AMENDMENTS to the controversial Spanish Coastal Act that will extend the concession for thousands of coastal properties and developments in Spain were approved by the government this week.
The extension will come as good news to Costa del Sol property owners affected by the law.
The new regulation will extend the permit on the home from 30 years to 75 years, meaning the possibility of demolition of homes built in the coastal public zones and protection zones won’t arise until 2063. Houses, hotels, bars and restaurants on the Costa del Sol faced the prospect of demolition because they were built in the ‘public zone’ in close proximity to the seafront. The Coastal Act of 1988 gave a 30-year concession on such properties – of which there are an estimated 24,000 homes alone in Spain – and was due to expire in 2018. This new extension to the concession now gives costa homeowners an additional 45 years of security and will ensure that businesses catering to tourism will continue generating money for the region.

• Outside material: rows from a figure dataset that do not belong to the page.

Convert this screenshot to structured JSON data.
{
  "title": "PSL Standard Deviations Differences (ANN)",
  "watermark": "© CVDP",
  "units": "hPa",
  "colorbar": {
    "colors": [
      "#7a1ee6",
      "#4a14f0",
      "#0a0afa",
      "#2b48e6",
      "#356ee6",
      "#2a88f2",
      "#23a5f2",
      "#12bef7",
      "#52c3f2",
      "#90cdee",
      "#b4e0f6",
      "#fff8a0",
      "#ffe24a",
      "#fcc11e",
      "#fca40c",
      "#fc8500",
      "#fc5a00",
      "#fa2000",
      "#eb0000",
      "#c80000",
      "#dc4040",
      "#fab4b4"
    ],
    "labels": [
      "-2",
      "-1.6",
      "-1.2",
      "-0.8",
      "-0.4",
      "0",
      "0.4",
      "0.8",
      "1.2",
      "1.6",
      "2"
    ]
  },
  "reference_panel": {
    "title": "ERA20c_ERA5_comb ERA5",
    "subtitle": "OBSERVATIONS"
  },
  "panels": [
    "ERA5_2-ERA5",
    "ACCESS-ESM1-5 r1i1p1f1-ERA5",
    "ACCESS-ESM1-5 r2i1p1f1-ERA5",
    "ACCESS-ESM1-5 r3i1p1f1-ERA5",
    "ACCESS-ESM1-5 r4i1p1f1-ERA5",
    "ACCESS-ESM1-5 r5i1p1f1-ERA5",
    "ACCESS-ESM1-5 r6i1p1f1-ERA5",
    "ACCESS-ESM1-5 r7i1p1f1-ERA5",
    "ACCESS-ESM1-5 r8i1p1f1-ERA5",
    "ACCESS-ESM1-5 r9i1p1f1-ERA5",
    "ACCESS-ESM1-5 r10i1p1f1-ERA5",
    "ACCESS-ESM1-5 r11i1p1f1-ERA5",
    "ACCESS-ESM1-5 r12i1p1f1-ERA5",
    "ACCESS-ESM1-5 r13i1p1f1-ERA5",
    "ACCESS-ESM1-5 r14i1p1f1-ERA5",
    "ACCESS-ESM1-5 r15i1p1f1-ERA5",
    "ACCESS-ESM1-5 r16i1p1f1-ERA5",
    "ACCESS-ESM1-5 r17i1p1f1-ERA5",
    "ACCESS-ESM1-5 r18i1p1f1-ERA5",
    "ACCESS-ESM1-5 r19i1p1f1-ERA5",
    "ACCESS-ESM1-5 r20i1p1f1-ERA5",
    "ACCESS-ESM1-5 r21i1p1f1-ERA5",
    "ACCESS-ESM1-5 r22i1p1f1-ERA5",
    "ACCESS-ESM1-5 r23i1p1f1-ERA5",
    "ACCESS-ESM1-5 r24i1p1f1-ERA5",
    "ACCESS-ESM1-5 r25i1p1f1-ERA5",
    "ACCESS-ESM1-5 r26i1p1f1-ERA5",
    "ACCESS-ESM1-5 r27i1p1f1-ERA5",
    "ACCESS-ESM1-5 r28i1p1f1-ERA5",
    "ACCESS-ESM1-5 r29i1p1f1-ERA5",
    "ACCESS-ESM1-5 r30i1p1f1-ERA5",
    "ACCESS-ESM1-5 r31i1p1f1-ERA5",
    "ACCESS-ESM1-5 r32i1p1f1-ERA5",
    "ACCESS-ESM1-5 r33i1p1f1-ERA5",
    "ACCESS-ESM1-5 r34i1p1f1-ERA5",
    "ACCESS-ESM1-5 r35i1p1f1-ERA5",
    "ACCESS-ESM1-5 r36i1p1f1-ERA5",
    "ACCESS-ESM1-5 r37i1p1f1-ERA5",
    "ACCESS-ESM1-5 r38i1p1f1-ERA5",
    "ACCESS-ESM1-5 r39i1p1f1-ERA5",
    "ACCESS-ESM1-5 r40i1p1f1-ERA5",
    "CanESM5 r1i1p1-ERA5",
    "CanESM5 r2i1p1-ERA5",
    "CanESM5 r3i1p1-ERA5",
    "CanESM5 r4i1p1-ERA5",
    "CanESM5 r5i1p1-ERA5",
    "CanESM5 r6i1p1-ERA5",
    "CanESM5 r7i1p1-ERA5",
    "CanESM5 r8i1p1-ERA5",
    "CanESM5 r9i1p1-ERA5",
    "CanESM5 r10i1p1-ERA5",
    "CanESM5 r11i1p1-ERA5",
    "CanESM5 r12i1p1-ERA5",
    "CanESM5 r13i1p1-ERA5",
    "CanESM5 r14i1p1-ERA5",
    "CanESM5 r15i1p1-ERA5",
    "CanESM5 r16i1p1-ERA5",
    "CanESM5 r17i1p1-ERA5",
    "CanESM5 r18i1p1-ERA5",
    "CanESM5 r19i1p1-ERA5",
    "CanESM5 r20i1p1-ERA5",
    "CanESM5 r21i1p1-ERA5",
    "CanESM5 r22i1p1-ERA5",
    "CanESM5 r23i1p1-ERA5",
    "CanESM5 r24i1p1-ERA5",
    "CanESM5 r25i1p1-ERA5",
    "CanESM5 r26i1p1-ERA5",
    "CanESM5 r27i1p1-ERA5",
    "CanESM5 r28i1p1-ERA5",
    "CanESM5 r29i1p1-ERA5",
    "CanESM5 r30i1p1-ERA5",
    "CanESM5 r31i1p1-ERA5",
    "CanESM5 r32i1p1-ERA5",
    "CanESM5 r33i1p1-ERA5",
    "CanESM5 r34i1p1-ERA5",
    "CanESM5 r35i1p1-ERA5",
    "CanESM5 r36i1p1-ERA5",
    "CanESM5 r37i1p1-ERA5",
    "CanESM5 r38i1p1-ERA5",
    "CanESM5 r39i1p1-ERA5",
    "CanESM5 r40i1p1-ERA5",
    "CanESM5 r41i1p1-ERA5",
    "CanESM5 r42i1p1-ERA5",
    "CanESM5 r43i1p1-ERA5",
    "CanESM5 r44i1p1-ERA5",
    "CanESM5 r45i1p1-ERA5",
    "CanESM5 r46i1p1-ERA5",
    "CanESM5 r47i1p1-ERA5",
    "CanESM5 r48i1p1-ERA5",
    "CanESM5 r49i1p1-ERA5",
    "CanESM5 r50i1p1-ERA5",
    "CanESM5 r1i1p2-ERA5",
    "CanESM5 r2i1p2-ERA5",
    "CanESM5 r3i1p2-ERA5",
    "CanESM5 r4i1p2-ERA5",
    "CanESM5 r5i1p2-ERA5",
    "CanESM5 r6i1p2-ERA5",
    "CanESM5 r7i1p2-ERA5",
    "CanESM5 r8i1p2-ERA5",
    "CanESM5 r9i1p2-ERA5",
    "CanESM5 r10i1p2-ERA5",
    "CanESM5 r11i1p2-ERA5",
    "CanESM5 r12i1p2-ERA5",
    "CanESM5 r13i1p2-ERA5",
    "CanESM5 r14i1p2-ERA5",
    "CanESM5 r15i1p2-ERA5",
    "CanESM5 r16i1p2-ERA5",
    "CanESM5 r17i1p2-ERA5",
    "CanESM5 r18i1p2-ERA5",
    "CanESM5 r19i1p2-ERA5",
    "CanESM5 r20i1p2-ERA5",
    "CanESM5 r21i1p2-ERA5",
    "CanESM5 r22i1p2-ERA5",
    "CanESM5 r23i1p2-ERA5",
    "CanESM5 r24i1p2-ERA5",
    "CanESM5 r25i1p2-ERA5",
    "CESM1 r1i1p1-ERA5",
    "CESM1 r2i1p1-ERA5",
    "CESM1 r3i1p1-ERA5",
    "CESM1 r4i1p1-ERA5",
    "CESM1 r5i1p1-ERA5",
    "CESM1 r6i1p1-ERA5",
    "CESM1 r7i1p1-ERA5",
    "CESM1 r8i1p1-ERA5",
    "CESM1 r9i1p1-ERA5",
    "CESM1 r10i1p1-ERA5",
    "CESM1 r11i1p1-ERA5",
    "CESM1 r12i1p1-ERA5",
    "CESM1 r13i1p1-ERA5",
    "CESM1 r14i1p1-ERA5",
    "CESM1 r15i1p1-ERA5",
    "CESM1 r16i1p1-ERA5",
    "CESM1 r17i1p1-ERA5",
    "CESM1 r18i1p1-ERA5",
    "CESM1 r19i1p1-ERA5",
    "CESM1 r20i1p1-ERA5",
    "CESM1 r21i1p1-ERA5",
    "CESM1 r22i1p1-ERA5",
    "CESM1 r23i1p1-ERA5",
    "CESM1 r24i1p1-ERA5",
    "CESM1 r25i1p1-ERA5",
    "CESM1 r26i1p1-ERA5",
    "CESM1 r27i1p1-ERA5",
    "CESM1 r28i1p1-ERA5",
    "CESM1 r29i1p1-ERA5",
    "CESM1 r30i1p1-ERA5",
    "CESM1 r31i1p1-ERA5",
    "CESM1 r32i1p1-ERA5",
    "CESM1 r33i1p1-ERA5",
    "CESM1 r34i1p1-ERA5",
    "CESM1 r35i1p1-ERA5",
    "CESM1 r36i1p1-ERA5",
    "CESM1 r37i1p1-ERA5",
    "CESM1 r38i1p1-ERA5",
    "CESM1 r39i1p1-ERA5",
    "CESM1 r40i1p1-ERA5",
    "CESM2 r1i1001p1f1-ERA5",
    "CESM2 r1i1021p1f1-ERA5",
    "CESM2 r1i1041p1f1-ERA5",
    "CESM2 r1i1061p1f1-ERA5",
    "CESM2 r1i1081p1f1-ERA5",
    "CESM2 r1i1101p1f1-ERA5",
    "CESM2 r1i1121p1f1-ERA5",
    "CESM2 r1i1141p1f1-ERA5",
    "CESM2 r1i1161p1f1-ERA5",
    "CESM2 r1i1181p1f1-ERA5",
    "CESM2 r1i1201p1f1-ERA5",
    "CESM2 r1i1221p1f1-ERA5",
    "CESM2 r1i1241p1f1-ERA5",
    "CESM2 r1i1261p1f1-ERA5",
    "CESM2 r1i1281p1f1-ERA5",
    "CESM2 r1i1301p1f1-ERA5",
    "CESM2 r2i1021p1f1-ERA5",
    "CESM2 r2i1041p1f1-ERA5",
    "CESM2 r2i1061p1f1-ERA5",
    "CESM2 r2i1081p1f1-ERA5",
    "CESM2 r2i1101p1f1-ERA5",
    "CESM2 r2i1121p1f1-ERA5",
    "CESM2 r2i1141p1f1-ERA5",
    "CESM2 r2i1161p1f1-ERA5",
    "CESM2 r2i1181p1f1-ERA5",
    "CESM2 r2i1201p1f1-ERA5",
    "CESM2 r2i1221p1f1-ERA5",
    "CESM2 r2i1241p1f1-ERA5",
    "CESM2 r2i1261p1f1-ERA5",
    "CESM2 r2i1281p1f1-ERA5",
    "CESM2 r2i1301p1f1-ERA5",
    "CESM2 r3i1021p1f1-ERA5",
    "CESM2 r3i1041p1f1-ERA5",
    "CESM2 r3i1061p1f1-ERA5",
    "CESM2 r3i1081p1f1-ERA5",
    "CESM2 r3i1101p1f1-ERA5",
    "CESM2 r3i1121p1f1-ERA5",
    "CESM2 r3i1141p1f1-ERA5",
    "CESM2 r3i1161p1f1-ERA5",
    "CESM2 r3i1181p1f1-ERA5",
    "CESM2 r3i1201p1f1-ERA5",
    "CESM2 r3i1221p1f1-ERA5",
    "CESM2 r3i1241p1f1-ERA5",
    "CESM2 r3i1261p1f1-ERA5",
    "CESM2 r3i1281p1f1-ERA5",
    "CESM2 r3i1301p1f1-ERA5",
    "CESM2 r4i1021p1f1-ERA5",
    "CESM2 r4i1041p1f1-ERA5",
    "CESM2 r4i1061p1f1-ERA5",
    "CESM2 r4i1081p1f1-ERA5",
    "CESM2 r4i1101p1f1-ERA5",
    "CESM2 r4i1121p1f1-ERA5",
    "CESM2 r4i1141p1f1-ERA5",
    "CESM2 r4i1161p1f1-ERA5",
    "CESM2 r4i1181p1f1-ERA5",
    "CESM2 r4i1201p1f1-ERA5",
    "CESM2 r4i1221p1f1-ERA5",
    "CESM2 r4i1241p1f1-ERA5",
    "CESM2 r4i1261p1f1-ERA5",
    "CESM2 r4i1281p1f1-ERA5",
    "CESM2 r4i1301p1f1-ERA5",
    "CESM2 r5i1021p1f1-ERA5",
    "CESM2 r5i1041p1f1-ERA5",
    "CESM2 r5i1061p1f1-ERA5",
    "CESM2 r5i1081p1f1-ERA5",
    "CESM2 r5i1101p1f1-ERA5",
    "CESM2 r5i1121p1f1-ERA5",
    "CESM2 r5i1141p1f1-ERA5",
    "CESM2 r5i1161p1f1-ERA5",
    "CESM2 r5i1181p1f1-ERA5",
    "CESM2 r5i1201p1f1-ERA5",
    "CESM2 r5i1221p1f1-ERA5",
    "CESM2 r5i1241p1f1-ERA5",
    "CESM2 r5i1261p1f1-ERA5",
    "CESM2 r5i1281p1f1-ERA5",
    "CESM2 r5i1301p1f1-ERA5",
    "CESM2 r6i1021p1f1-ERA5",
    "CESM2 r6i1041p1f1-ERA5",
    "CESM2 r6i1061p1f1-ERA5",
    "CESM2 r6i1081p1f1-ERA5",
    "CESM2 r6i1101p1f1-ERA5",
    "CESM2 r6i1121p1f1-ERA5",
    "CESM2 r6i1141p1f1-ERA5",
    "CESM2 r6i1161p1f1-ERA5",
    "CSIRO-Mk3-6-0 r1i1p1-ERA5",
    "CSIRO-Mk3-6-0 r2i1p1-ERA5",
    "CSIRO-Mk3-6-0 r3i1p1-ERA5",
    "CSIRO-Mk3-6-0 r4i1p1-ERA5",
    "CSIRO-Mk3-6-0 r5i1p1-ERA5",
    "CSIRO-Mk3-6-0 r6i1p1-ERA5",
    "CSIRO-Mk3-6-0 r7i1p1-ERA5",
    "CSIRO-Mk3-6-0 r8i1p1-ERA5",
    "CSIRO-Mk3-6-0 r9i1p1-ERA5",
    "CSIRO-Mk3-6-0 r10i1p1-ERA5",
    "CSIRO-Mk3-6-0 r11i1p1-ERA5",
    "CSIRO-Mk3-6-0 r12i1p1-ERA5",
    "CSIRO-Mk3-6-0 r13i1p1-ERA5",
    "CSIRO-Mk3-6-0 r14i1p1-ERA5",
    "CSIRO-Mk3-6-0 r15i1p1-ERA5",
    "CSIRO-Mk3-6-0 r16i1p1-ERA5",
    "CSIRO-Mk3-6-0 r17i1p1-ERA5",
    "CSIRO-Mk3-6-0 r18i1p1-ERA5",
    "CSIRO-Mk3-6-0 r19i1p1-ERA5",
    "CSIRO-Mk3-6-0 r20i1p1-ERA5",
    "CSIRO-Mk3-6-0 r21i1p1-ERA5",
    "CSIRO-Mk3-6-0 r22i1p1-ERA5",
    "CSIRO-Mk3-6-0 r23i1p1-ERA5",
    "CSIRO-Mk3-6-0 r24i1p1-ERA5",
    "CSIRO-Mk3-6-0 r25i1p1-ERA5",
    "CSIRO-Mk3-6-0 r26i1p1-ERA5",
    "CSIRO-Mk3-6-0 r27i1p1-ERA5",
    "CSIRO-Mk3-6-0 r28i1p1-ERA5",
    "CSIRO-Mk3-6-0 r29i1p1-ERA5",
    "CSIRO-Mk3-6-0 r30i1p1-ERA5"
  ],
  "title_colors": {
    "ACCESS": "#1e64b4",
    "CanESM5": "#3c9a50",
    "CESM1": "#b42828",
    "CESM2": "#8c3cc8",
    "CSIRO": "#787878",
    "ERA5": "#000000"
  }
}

Though properties in the coastal zones will not get permission for extensions, owners can improve or sell their properties during the period of the concession. The Coastal Act – designed to protect the integrity of the Spanish coastline – has been the subject of much debate since its introduction and left property owners with homes close to the shoreline facing the possibility of seeing their homes demolished. Time was nearly up for homes and developments built prior to the introduction of the law, and this latest development will mean Costa del Sol property owners can breathe a sigh of relief. However, an additional annual fee of six per cent of the cadastre value of the property is set to be introduced.